Le faux dilemme entre Bubble et Glide pour les TPE
Tu as probablement lu trois ou quatre comparatifs qui alignent les fonctionnalités dans un tableau. Bubble fait ci, Glide fait ça, voilà ton choix. Sauf que ces comparatifs sont écrits pour des gens qui ont déjà décidé de construire une application. Et c'est là que le raisonnement déraille.
Quand tu gères une petite structure de services avec deux ou cinq personnes, que tu croules sous les relances clients, la facturation, les confirmations de rendez-vous, ta première question ne devrait pas être "quel outil no-code choisir". Elle devrait être "est-ce que j'ai vraiment besoin de construire une application". La nuance a l'air subtile, mais elle change tout.

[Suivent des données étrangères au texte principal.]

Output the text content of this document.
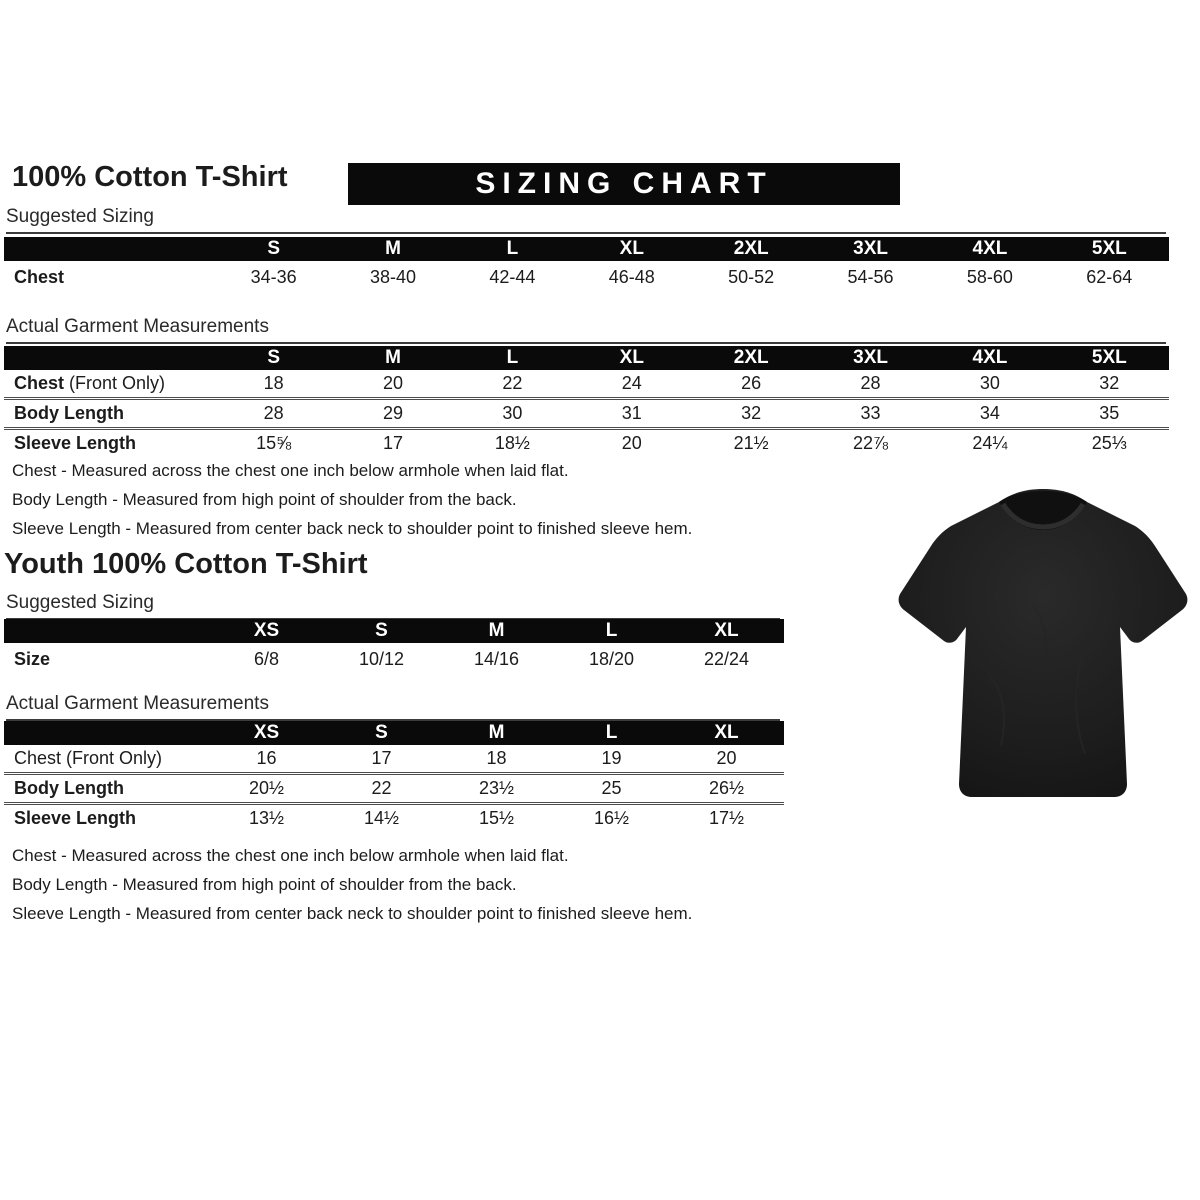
100% Cotton T-Shirt	SIZING CHART
Suggested Sizing
	S	M	L	XL	2XL	3XL	4XL	5XL
Chest	34-36	38-40	42-44	46-48	50-52	54-56	58-60	62-64
Actual Garment Measurements
	S	M	L	XL	2XL	3XL	4XL	5XL
Chest (Front Only)	18	20	22	24	26	28	30	32
Body Length	28	29	30	31	32	33	34	35
Sleeve Length	15⅝	17	18½	20	21½	22⅞	24¼	25⅓

Chest - Measured across the chest one inch below armhole when laid flat.

Body Length - Measured from high point of shoulder from the back.

Sleeve Length - Measured from center back neck to shoulder point to finished sleeve hem.

Youth 100% Cotton T-Shirt
Suggested Sizing
	XS	S	M	L	XL
Size	6/8	10/12	14/16	18/20	22/24
Actual Garment Measurements
	XS	S	M	L	XL
Chest (Front Only)	16	17	18	19	20
Body Length	20½	22	23½	25	26½
Sleeve Length	13½	14½	15½	16½	17½

Chest - Measured across the chest one inch below armhole when laid flat.

Body Length - Measured from high point of shoulder from the back.

Sleeve Length - Measured from center back neck to shoulder point to finished sleeve hem.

Parce que Bubble et Glide sont deux réponses à des problèmes différents, et aucun des deux ne résout le problème que la plupart des TPE de services affrontent réellement. Ce problème, c'est l'accumulation de micro-tâches répétitives qui ne justifient pas un logiciel sur mesure, mais qui te bouffent quand même deux heures par jour.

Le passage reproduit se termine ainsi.